I’ve been writing poems for as long as I’ve been able to write. They were the first things I wrote. At 5 or 6 or so they were mostly about wishing to be another creature. The first line I can remember is “I wish I were a little whale upon the something sea.” I can’t recall the adjective, but my mom, who read poems to me before I was even a being out in the world, probably can.
That magical thinking of wish I were stuck with me, it seems. In my first book, Twoism, the speaker wanders hotel hallways, desperately trying to find a body to put on, whether material or immaterial—a lover, an animal coat, a sick blanket, a myth. In Hymnswitch, my latest book, the speaker arrives in their own skin and all the masks and disguises, the wish I weres, are off.

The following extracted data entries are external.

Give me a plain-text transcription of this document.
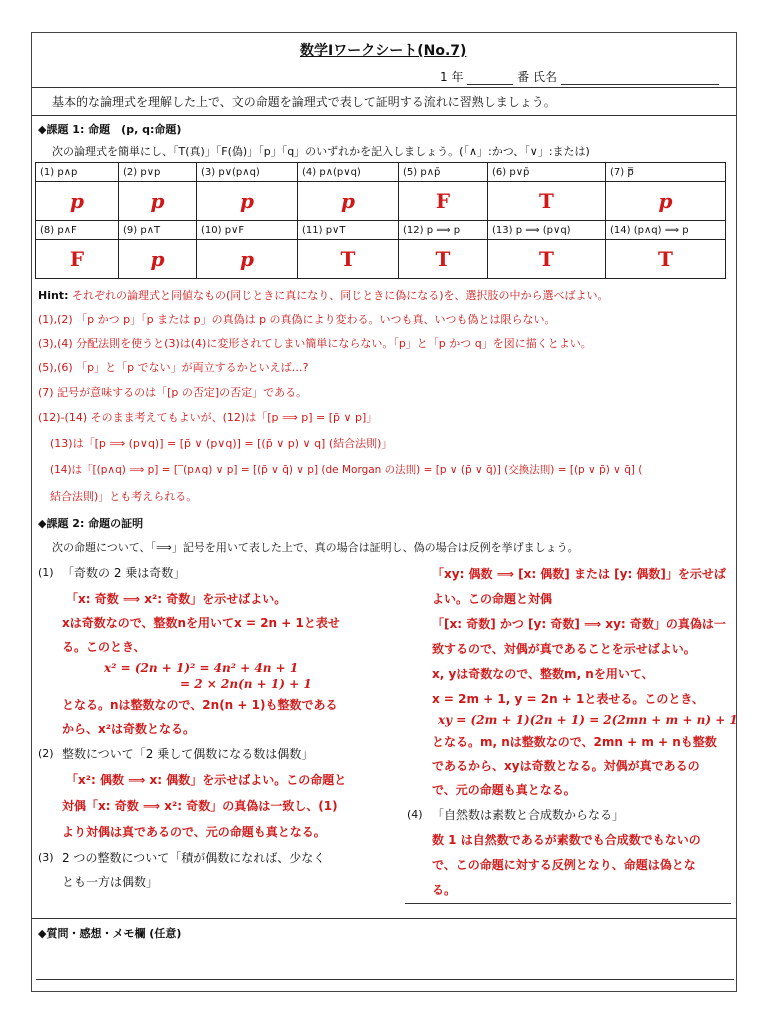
数学Ⅰワークシート(No.7)
1 年	番 氏名
基本的な論理式を理解した上で、文の命題を論理式で表して証明する流れに習熟しましょう。
◆課題 1: 命題　(p, q:命題)
次の論理式を簡単にし、「T(真)」「F(偽)」「p」「q」のいずれかを記入しましょう。(「∧」:かつ、「∨」:または)
(1) p∧p	(2) p∨p	(3) p∨(p∧q)	(4) p∧(p∨q)	(5) p∧p̄	(6) p∨p̄	(7) p̿
p	p	p	p	F	T	p
(8) p∧F	(9) p∧T	(10) p∨F	(11) p∨T	(12) p ⟹ p	(13) p ⟹ (p∨q)	(14) (p∧q) ⟹ p
F	p	p	T	T	T	T
Hint: それぞれの論理式と同値なもの(同じときに真になり、同じときに偽になる)を、選択肢の中から選べばよい。
(1),(2) 「p かつ p」「p または p」の真偽は p の真偽により変わる。いつも真、いつも偽とは限らない。
(3),(4) 分配法則を使うと(3)は(4)に変形されてしまい簡単にならない。「p」と「p かつ q」を図に描くとよい。
(5),(6) 「p」と「p でない」が両立するかといえば…?
(7) 記号が意味するのは「[p の否定]の否定」である。
(12)-(14) そのまま考えてもよいが、(12)は「[p ⟹ p] = [p̄ ∨ p]」
(13)は「[p ⟹ (p∨q)] = [p̄ ∨ (p∨q)] = [(p̄ ∨ p) ∨ q] (結合法則)」
(14)は「[(p∧q) ⟹ p] = [‾(p∧q) ∨ p] = [(p̄ ∨ q̄) ∨ p] (de Morgan の法則) = [p ∨ (p̄ ∨ q̄)] (交換法則) = [(p ∨ p̄) ∨ q̄] (
結合法則)」とも考えられる。
◆課題 2: 命題の証明
次の命題について、「⟹」記号を用いて表した上で、真の場合は証明し、偽の場合は反例を挙げましょう。
(1) 「奇数の 2 乗は奇数」
「x: 奇数 ⟹ x²: 奇数」を示せばよい。
xは奇数なので、整数nを用いてx = 2n + 1と表せ
る。このとき、
x² = (2n + 1)² = 4n² + 4n + 1
= 2 × 2n(n + 1) + 1
となる。nは整数なので、2n(n + 1)も整数である
から、x²は奇数となる。
(2) 整数について「2 乗して偶数になる数は偶数」
「x²: 偶数 ⟹ x: 偶数」を示せばよい。この命題と
対偶「x: 奇数 ⟹ x²: 奇数」の真偽は一致し、(1)
より対偶は真であるので、元の命題も真となる。
(3) 2 つの整数について「積が偶数になれば、少なく
とも一方は偶数」
「xy: 偶数 ⟹ [x: 偶数] または [y: 偶数]」を示せば
よい。この命題と対偶
「[x: 奇数] かつ [y: 奇数] ⟹ xy: 奇数」の真偽は一
致するので、対偶が真であることを示せばよい。
x, yは奇数なので、整数m, nを用いて、
x = 2m + 1, y = 2n + 1と表せる。このとき、
xy = (2m + 1)(2n + 1) = 2(2mn + m + n) + 1
となる。m, nは整数なので、2mn + m + nも整数
であるから、xyは奇数となる。対偶が真であるの
で、元の命題も真となる。
(4) 「自然数は素数と合成数からなる」
数 1 は自然数であるが素数でも合成数でもないの
で、この命題に対する反例となり、命題は偽とな
る。
◆質問・感想・メモ欄 (任意)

What inspired you to write the poems in Hymnswitch?
I spent four months in a recovery program, looking at all the good solid boots of the people in the circle. One of those months I wrote a poem a day, dragging myself to the desk, feeling new sober edges. In the program we were asked to imagine a future for ourselves. All I could ever muster was lying in the desert at the foot of the Sangre de Cristo Mountains with my shirt off. So when I was through, I packed up my pup and those first thirty poems and drove to Taos. I stayed for six months. It was there I wrote Hymnswitch.
What is one of your favourite comments you’ve received about your work….either in person at an event or online?

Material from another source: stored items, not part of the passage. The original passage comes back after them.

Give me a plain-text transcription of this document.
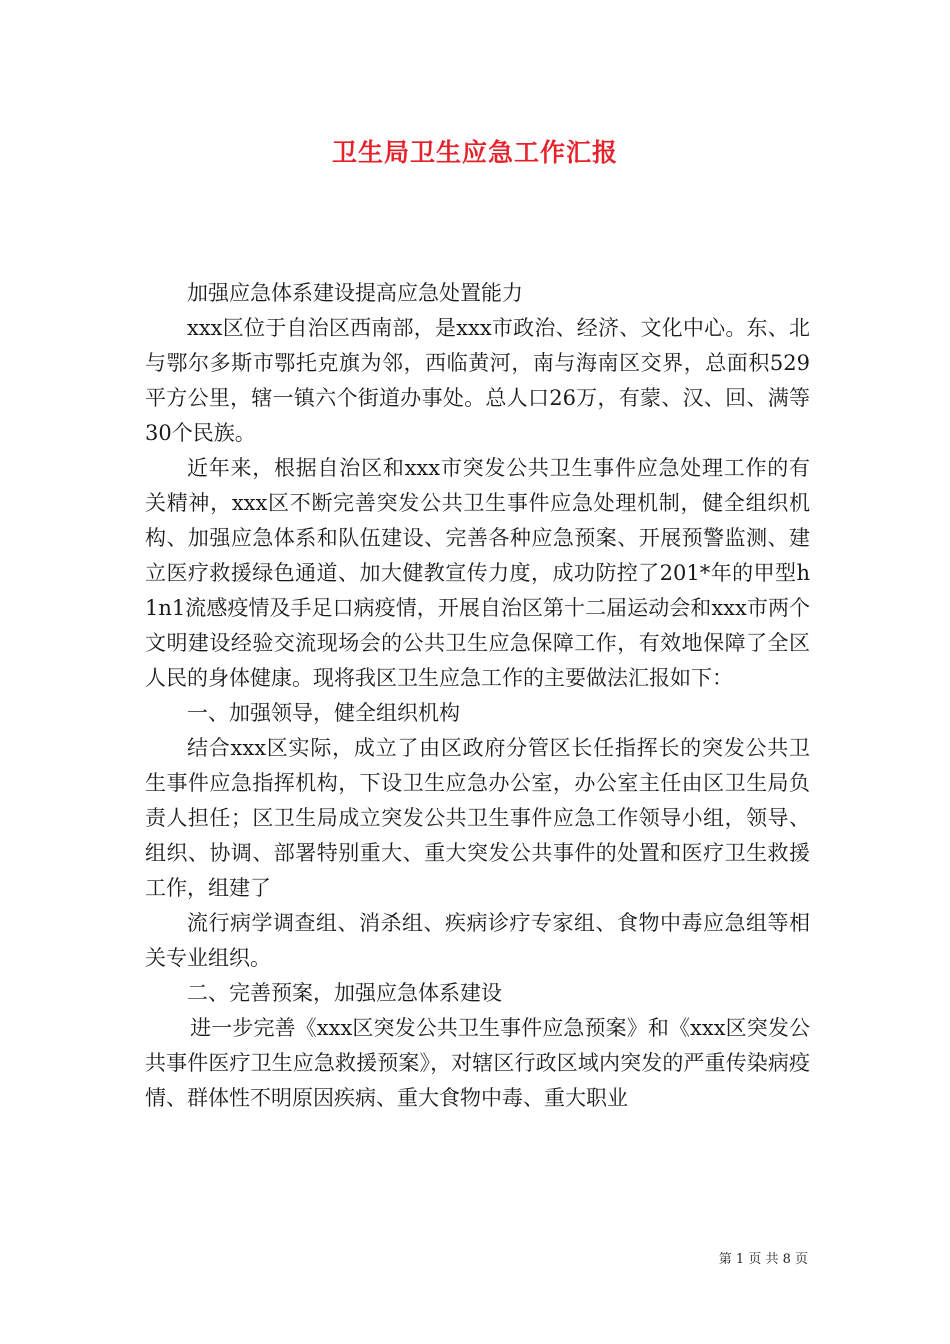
卫生局卫生应急工作汇报

加强应急体系建设提高应急处置能力

xxx区位于自治区西南部，是xxx市政治、经济、文化中心。东、北与鄂尔多斯市鄂托克旗为邻，西临黄河，南与海南区交界，总面积529平方公里，辖一镇六个街道办事处。总人口26万，有蒙、汉、回、满等30个民族。

近年来，根据自治区和xxx市突发公共卫生事件应急处理工作的有关精神，xxx区不断完善突发公共卫生事件应急处理机制，健全组织机构、加强应急体系和队伍建设、完善各种应急预案、开展预警监测、建立医疗救援绿色通道、加大健教宣传力度，成功防控了201*年的甲型h1n1流感疫情及手足口病疫情，开展自治区第十二届运动会和xxx市两个文明建设经验交流现场会的公共卫生应急保障工作，有效地保障了全区人民的身体健康。现将我区卫生应急工作的主要做法汇报如下：

一、加强领导，健全组织机构

结合xxx区实际，成立了由区政府分管区长任指挥长的突发公共卫生事件应急指挥机构，下设卫生应急办公室，办公室主任由区卫生局负责人担任；区卫生局成立突发公共卫生事件应急工作领导小组，领导、组织、协调、部署特别重大、重大突发公共事件的处置和医疗卫生救援工作，组建了

流行病学调查组、消杀组、疾病诊疗专家组、食物中毒应急组等相关专业组织。

二、完善预案，加强应急体系建设

进一步完善《xxx区突发公共卫生事件应急预案》和《xxx区突发公共事件医疗卫生应急救援预案》，对辖区行政区域内突发的严重传染病疫情、群体性不明原因疾病、重大食物中毒、重大职业

第 1 页 共 8 页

Mm. A review in The Puritan said Twoism incurred the most dog eared pages ever. I like the tactile response.
Is this your first time participating in a Canzine event? If so, why did you decide to join?
It’s my first time at Canzine. I’m so stoked to see all the ephemera. To answer, now, your question about preferred writing methods, I often start with little drawings with words. Sketchy resemblances. It accesses the part of my dreaming body where poems live.